Ersi Sotiropoulus. Greek novelist Ersi Sotiropoulus's fifth novel, Zigzag Through the Bitter-Orange Trees (Interlink Books, 2006), is her first to be published in English and the first ever to win both the Greek National Literature Prize and the Greek Book Critics' Award. The labyrinthine plot brings together four characters--a dying girl, her disaffected brother, a bored adolescent, and a bitter male nurse--in a fast-paced, yet elegant narrative. Classicist Peter Green's translation is a pleasure to read, bringing lyricism to the mundane: A ringing phone creates "an insistent hammering note that opened holes in the warm, muggy air"; oil stains on water gleam "like discs of light."
Peter Stamm. As the title of his novel Unformed Landscape (Other Press, 2005) and his collection of short stories Strange Gardens and Other Stories (Other Press, 2006) imply, Swiss author Peter Stamm's characters are deeply affected by their surroundings. The Norwegian fishing village where Katharine, the central character in Unformed Landscapes, resides is a gray place, enlivened only by her increasingly complicated affairs and fantasies of life elsewhere.
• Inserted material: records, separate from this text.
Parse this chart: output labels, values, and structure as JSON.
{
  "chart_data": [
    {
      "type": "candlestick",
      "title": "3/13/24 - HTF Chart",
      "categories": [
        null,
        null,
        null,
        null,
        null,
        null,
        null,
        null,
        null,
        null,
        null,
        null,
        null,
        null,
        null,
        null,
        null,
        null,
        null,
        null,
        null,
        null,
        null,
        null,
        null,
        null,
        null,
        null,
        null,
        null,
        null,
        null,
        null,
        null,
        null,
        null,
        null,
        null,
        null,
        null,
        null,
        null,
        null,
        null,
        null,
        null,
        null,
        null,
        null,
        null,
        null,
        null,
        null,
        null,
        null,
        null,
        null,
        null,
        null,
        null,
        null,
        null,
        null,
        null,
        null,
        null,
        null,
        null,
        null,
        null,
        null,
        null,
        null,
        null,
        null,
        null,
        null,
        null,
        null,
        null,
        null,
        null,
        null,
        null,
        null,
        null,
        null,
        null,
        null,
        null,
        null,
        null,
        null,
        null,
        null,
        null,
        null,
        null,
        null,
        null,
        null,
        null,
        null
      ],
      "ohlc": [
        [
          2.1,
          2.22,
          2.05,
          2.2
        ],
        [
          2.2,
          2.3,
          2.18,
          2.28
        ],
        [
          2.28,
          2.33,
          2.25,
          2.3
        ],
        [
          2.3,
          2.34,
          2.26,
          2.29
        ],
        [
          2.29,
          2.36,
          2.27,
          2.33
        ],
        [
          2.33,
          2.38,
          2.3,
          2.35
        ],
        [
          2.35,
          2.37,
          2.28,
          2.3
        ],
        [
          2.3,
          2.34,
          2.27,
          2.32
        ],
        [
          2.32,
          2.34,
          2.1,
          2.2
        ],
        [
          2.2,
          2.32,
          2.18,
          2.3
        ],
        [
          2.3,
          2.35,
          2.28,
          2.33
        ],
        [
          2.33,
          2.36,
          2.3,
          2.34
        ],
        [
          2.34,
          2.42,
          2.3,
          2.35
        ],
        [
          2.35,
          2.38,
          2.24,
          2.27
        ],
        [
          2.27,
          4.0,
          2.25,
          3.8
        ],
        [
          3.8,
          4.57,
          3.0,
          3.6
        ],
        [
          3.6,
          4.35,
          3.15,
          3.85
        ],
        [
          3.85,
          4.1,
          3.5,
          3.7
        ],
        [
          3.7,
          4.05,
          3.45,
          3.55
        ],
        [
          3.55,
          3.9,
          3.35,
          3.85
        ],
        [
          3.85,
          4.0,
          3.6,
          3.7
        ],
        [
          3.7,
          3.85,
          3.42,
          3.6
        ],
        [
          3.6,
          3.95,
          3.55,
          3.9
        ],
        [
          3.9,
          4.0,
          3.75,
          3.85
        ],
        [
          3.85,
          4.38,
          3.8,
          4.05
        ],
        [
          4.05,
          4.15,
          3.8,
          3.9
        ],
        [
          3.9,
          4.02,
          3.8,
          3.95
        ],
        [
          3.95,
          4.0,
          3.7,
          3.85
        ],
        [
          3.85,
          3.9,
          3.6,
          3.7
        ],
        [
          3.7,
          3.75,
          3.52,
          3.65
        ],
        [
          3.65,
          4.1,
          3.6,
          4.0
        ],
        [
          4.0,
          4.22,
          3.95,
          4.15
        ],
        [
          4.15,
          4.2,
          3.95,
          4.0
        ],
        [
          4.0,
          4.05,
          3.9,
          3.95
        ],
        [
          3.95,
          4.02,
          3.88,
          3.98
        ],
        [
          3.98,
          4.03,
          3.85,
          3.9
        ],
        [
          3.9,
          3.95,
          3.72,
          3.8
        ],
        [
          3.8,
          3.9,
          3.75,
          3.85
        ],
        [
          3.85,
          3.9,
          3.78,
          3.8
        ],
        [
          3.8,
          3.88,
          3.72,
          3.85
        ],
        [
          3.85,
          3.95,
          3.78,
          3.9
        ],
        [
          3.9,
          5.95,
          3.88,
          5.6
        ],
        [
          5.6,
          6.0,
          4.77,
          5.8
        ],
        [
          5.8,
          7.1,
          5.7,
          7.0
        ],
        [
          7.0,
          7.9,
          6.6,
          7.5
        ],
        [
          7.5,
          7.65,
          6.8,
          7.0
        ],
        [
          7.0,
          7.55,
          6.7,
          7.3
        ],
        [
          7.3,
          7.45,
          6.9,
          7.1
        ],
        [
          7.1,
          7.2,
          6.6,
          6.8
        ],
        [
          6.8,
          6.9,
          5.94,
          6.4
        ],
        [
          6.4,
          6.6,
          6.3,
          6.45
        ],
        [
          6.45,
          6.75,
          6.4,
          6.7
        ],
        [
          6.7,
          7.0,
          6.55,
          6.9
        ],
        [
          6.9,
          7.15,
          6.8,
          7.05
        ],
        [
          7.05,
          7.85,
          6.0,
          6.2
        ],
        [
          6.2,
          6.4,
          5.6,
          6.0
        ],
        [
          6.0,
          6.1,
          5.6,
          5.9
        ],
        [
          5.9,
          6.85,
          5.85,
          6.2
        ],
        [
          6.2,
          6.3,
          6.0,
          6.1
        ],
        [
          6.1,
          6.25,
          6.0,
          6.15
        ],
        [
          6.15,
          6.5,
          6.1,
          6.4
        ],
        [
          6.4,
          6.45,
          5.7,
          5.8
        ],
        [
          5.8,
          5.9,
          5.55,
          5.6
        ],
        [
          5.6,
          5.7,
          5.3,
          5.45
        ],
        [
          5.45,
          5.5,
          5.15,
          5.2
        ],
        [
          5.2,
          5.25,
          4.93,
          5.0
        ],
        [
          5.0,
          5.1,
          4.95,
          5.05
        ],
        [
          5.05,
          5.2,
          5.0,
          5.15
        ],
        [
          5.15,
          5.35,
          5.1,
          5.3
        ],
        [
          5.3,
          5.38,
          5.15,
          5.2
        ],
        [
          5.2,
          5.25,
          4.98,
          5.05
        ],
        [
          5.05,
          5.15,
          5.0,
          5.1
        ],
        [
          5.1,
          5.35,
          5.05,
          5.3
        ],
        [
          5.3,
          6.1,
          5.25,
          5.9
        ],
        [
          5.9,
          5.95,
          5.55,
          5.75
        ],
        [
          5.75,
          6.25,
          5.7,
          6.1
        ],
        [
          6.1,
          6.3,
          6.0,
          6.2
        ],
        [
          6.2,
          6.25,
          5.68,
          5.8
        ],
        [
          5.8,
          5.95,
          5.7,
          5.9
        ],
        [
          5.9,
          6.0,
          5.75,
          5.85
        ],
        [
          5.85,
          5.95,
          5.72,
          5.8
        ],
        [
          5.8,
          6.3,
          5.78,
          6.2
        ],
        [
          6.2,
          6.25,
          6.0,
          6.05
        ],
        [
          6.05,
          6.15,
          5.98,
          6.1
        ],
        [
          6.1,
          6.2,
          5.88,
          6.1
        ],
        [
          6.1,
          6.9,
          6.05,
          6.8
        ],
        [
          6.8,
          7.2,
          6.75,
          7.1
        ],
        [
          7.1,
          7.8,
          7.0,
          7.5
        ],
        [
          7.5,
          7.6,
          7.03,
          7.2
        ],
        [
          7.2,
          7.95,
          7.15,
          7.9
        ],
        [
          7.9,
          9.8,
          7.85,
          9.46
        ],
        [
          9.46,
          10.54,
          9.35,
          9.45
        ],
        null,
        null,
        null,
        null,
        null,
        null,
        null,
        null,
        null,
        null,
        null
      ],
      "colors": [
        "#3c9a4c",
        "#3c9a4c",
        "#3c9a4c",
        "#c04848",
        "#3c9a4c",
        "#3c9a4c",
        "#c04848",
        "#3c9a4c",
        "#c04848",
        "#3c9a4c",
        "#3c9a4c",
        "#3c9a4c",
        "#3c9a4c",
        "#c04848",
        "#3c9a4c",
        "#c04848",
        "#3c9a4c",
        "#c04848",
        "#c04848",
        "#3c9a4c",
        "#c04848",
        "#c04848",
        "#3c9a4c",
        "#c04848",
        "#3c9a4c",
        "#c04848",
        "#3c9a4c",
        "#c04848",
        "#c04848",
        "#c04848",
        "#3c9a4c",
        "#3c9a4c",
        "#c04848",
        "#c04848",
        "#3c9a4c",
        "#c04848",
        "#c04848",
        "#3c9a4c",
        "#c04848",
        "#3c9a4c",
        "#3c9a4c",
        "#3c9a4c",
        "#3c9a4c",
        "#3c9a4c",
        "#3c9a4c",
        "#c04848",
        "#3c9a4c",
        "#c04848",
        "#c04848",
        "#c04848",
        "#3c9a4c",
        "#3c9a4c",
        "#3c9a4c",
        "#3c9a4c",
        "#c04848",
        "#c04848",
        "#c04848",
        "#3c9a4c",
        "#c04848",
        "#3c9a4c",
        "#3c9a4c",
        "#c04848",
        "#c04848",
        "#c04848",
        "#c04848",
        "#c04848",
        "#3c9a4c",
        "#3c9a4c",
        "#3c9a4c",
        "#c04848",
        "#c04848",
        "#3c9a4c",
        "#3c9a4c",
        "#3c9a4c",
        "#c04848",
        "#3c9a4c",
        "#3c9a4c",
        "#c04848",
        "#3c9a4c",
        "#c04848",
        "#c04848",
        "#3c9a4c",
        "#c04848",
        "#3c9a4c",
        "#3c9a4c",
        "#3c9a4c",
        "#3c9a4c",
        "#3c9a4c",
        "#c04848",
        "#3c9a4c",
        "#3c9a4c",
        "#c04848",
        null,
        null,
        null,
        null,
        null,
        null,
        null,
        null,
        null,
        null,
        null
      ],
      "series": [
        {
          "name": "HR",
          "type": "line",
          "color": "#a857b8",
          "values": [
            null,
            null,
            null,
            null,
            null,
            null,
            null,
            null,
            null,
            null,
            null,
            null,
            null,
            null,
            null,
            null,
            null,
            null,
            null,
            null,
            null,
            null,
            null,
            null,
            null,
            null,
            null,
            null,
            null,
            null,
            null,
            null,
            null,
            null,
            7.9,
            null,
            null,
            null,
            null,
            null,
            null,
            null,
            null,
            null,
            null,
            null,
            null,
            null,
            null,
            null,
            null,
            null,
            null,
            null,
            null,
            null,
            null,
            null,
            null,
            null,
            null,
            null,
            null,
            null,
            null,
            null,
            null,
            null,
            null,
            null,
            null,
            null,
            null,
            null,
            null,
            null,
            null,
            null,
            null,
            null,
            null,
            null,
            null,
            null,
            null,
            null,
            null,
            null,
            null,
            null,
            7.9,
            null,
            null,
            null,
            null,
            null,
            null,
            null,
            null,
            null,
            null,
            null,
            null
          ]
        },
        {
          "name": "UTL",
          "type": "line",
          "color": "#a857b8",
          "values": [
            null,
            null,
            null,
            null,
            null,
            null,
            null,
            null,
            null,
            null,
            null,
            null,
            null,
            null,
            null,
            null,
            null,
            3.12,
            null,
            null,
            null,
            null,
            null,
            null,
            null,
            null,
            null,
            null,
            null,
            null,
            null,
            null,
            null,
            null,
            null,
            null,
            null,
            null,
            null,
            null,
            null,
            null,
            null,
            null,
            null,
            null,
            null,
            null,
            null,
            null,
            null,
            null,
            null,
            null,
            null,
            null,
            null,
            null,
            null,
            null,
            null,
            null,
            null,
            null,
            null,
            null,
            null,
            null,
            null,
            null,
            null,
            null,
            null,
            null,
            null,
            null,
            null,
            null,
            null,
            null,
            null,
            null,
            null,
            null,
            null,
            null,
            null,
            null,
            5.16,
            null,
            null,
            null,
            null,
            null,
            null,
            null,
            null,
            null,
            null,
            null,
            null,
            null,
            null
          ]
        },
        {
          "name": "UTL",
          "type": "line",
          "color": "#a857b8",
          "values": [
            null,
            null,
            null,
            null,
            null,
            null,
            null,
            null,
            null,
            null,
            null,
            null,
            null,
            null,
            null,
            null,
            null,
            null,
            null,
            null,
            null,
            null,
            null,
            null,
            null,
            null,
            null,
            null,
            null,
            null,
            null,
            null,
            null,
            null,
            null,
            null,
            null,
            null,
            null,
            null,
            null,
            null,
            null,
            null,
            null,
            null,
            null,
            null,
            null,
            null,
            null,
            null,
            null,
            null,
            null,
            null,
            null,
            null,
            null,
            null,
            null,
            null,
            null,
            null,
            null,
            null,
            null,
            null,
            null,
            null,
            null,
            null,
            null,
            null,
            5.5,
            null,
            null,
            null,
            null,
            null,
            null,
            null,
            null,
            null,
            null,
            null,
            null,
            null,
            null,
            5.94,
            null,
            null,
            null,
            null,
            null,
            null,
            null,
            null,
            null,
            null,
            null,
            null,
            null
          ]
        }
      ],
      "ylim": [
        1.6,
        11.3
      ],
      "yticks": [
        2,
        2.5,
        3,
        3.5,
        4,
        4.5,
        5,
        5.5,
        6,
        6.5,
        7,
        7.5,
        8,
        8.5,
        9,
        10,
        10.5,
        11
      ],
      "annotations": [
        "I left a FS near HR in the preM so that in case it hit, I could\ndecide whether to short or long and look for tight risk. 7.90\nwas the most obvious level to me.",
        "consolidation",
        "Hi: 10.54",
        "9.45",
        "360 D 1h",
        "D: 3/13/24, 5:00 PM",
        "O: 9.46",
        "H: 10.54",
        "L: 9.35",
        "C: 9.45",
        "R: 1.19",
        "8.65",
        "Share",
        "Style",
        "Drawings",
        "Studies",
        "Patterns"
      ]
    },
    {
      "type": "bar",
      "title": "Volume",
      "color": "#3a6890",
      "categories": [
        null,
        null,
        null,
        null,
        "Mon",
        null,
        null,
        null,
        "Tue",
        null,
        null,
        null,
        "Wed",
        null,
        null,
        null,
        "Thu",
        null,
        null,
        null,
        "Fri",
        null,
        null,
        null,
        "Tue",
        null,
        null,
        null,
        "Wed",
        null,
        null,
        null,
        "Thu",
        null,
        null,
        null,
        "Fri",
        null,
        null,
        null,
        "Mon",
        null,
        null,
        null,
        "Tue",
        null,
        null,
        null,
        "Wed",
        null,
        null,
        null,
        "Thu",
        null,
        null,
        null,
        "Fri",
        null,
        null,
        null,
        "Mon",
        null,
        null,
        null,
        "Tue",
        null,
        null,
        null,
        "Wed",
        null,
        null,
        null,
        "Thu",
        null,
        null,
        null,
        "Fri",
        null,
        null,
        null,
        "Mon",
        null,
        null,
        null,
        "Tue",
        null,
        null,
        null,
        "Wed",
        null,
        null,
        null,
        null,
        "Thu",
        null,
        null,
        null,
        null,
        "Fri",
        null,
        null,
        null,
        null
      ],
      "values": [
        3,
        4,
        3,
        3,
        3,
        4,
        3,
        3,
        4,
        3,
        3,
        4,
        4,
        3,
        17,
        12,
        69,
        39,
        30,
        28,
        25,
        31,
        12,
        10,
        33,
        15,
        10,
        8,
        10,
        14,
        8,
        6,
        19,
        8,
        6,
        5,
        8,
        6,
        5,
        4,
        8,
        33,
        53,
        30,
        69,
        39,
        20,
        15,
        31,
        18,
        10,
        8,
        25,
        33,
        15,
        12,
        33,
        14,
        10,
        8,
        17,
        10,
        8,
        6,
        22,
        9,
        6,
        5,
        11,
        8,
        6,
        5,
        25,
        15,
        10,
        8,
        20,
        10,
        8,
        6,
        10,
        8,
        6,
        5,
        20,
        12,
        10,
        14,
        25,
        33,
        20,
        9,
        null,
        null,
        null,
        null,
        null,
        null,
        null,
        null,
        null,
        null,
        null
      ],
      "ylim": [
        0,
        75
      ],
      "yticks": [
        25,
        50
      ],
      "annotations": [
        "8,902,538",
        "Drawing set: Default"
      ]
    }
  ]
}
Like the landscapes of his novels, Stamm's prose is spare and graceful. (Harold Braswell reviewed Unformed Landscape for TNR Online in 2005.)
Tim Winton. Some foreign authors, such as Australian literary phenomenon Tim Winton, have difficulty breaking into U.S. markets even when language is not an obstacle. The Turning (Scribner, 2005), Winton's latest collection of short stories generated some interest when it was published in the United States, but in general his work does not receive the same acclaim here as in Australia, where his novel Cloudstreet (Scribner, 2002) was ranked the country's fourth favorite novel of all time according to a poll conducted by the Australian Broadcasting Corporation. With a style that sometimes echoes Joyce or Faulkner, Winton specializes in the downtrodden; his characters draw you into their harsh worlds with a force that is hard to resist.
S. Yizhar. Written in 1996, Preliminaries (Toby Press, 2007), the autobiographical novel of Israeli author S. Yizhar, who passed away last year, will be published in English this spring. (Look for a review in The New Republic.) It is the first novel to be translated from this author, an important figure in the founding of modern Hebrew literature. The book is a reflection on becoming a writer and grappling with language. His work has been plumbed for political resonance, but this work stands on its own as a literary marvel.